Leggere il bel libro di Elio Vito, “Quel che so di loro – Trent’anni di un radicale in Forza Italia” (prefazione di Marco Gervasoni, Rubbettino), vuol dire ripercorrere gli anni della Seconda Repubblica e i suoi passaggi difficilmente interpretabili ancora oggi. Vito è stato un protagonista molto importante della Seconda Repubblica, addirittura centrale nella dinamica parlamentare: aggressivo perché convintissimo delle proprie ragioni, come tutti i radicali, al suo meglio dietro le quinte, pur nel momento in cui veniva avanti fortissimamente il ruolo della tv, Vito era un maestro della navigazione parlamentare. I post-comunisti, che tradizionalmente “si tramandavano” i trucchi della macchina legislativa, lo avevano in antipatia per questo, perché gli teneva testa specie negli anni dell’Ulivo.
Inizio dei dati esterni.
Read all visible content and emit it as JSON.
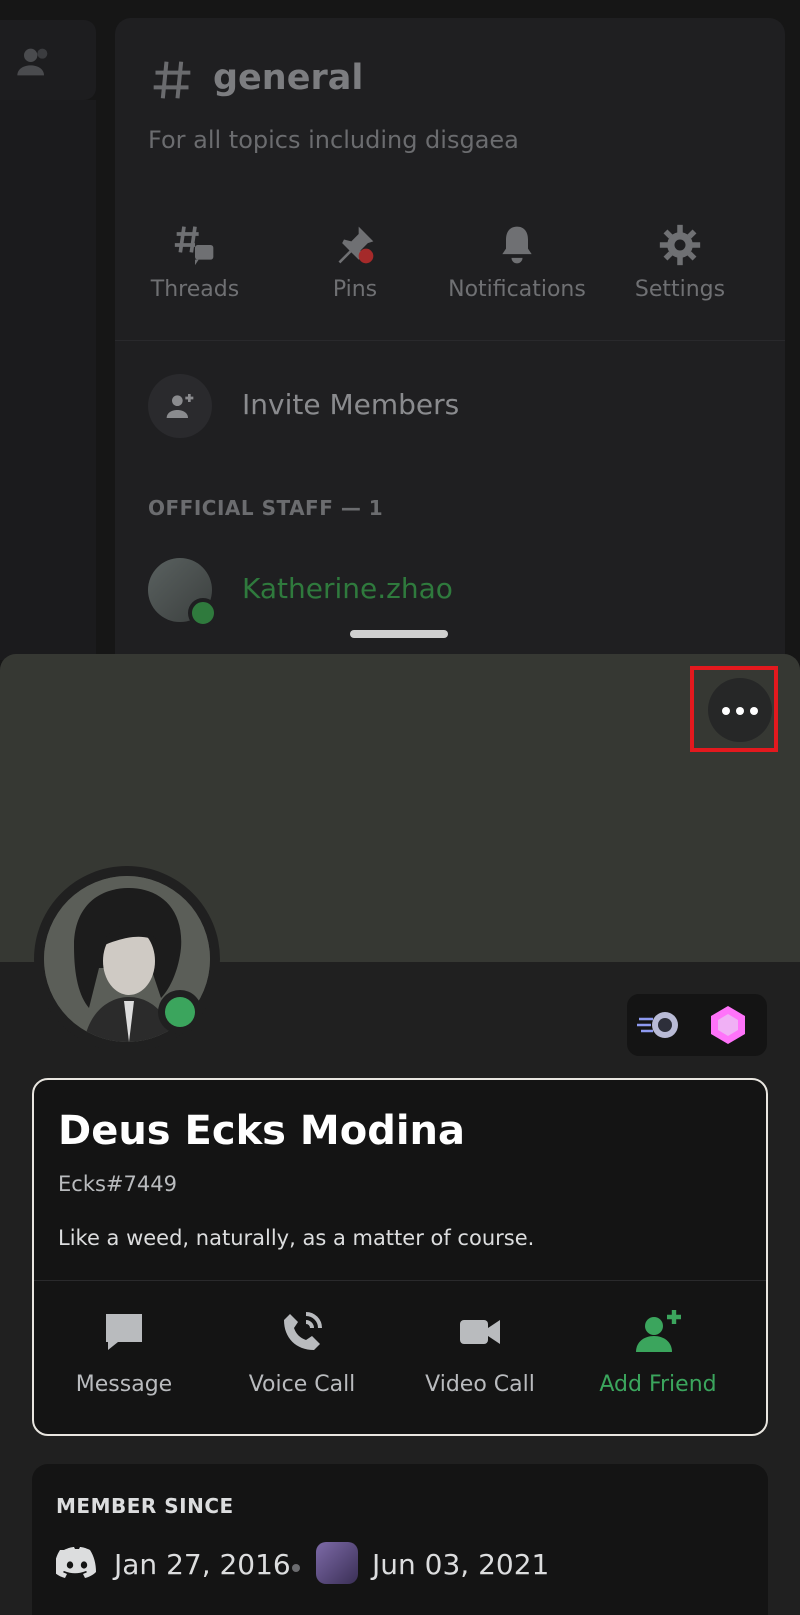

Spesso si dimostrò più bravo di loro.
Questo libro pertanto è un piccolo film sull’inizio e lo sviluppo contraddittorio e infine mesto della Seconda Repubblica raccontato dal di dentro, il racconto dell’ascesa e della caduta di una storia che si è conclusa di pari passo con la vicenda del suo inventore, Silvio Berlusconi. Il tutto è impreziosito da analisi serie e da qualche retroscena raccontato da questo ex giovane radicale napoletano entrato presto nelle grazie di Marco Pannella, che alla fine degli Ottanta era molto attivo a Napoli. Vito seguirà sempre “Marco” – i radicali attraversano di tutto pur restando radicali – ed è mediante Pannella che sbarca alla corte di Berlusconi: due uomini diversamente geniali che si annuseranno per decenni senza che nessuno abbia “ceduto” all’altro, com’è tipico dei numeri uno. In fondo, c’è stato del berlusconismo in Pannella e del pannellismo in Berlusconi: e Vito si è trovato in mezzo a questi due grandi protagonisti della storia repubblicana, ritenendo che il Cavaliere avesse in testa il progetto di liberalizzare l’Italia, che era poi, seppure con modalità tutte sue, l’idea fondamentale di “Marco”. Ora, sia Berlusconi che Pannella furono due uomini pieni di contraddizioni: il primo ne faceva la leva per disegni grandiosi, il secondo le coltivava, per così dire, nello spirito minoritario tipico dei radicali.
Al servizio del Cavaliere come del leader radicale, Elio Vito mise una particolare capacità diremmo ingegneristica nell’allestire tattiche politiche e istituzionali: difficile trovare paragoni con altri esponenti politici con tali caratteristiche. Per questo ha avuto ruoli molto importanti: per anni capogruppo di Forza Italia e poi anche ministro per i Rapporti col Parlamento nell’ultimo governo Berlusconi. La sua rottura con Forza Italia dopo tre decenni avviene – lo spiega bene nel libro – quando il partito del Cavaliere si sposta a destra. Sono anni a noi vicini; la pandemia, certe compromissioni con la destra estrema, il filo-putinismo di Silvio Berlusconi dopo l’invasione dell’Ucraina: «Nella mia ultima legislatura, quella iniziata nel 2018, mi sono trovato, da solo, in Forza Italia, a sostenere le ragioni dell’antifascismo, mentre Forza Italia si alleava con neofascisti. Questa è la ragione di politica “interna” per la quale mi sono dimesso da Forza Italia e dal Parlamento».
Eppure – è inevitabile osservarlo – Vito era stato uno dei massimi esponenti della “prima” Forza Italia, quella che aveva sdoganato l’Msi e lavorato con fior di reazionari, da Cesare Previti e la sua cerchia fino appunto ai missini: era evidentemente per lui il prezzo da pagare per costruire una Seconda Repubblica “liberale”. Quella vicenda si è conclusa in favore di non si sa bene che cosa. Certo, il presente non gli garba affatto. E tuttavia Elio Vito, da posizioni progressiste, ha fiducia nel futuro. Ottimista, da vero radicale.